Fully explain your ideas

To get an excellent score in the IELTS Task 2 writing section, one of the easiest and most effective tips is structuring your writing in the most solid format. A great argument essay structure may be divided to four paragraphs, in which comprises of four sentences (excluding the conclusion paragraph, which comprises of three sentences).

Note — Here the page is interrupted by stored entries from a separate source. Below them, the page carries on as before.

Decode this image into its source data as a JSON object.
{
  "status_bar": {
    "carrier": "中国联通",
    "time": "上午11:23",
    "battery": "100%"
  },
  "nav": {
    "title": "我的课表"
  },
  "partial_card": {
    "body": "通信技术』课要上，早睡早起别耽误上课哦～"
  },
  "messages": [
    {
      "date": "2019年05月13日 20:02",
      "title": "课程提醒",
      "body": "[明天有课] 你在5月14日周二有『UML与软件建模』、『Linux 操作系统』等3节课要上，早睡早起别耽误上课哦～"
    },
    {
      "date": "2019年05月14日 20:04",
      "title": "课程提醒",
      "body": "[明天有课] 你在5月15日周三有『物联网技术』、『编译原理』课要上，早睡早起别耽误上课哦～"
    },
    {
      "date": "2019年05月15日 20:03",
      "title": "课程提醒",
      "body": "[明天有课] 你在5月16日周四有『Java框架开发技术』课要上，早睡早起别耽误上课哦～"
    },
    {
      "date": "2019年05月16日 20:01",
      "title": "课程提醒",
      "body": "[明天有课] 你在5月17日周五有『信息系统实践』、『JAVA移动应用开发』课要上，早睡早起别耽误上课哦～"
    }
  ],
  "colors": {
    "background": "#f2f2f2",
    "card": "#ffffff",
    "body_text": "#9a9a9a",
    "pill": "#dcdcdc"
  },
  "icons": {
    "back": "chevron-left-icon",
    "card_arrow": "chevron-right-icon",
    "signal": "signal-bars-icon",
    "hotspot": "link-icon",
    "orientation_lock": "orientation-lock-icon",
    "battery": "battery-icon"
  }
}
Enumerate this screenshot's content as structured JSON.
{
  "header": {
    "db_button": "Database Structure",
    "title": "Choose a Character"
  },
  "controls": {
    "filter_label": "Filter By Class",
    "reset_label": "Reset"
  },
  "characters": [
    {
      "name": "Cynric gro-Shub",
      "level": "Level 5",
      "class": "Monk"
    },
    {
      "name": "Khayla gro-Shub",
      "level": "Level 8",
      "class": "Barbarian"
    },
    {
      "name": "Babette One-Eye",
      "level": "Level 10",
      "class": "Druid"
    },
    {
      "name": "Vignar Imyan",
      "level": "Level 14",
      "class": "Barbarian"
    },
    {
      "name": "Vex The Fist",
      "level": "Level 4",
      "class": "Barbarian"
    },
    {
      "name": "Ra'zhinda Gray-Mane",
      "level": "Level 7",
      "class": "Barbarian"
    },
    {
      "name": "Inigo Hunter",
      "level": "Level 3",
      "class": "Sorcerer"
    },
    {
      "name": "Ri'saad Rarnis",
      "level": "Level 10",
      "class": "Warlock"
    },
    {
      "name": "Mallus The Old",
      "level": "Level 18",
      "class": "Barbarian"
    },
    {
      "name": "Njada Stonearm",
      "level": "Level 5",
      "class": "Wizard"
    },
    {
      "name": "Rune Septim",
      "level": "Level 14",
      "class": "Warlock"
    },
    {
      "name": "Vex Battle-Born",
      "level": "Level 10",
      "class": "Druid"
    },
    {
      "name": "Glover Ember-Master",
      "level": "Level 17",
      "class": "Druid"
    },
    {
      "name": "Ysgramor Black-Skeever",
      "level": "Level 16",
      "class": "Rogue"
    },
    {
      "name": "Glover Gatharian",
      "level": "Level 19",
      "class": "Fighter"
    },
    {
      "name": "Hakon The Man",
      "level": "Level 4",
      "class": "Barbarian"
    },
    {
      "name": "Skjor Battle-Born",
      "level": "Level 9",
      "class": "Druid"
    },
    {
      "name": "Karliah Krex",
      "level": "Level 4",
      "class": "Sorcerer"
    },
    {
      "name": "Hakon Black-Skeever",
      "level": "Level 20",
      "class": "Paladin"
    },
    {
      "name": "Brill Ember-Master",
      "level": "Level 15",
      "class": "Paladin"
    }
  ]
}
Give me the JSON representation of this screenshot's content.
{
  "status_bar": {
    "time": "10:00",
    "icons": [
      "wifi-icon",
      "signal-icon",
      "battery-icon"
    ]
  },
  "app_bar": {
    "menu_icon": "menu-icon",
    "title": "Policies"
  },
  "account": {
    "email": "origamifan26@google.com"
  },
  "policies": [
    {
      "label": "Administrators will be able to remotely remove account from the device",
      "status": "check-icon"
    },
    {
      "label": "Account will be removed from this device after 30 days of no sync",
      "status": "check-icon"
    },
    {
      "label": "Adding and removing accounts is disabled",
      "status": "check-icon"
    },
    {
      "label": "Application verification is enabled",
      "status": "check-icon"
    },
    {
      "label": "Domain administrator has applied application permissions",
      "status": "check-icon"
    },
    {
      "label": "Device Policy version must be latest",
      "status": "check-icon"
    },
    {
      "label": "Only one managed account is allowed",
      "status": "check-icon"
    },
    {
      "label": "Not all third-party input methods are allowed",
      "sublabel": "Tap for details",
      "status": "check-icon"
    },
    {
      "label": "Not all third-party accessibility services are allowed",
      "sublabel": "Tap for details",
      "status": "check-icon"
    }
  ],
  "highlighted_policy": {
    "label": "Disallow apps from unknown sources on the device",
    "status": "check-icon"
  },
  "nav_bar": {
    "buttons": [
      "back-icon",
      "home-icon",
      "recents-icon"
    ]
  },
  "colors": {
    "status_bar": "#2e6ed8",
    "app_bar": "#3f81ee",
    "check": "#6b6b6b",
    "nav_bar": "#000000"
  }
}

For we to consider an essay structure a great one, it should be looking like this:

  • Paragraph 1 - Introduction
    • Sentence 1 - Background statement
    • Sentence 2 - Detailed background statement
    • Sentence 3 - Thesis
    • Sentence 4 - Outline sentence
  • Paragraph 2 - First supporting paragraph
    • Sentence 1 - Topic sentence
    • Sentence 2 - Example
    • Sentence 3 - Discussion
    • Sentence 4 - Conclusion
  • Paragraph 3 - Second supporting paragraph
    • Sentence 1 - Topic sentence
    • Sentence 2 - Example
    • Sentence 3 - Discussion
    • Sentence 4 - Conclusion
  • Paragraph 4 - Conclusion
    • Sentence 1 - Summary
    • Sentence 2 - Restatement of thesis
    • Sentence 3 - Prediction or recommendation

Our recommended essay structure above comprises of fifteen (15) sentences, which will make your essay approximately 250 to 275 words.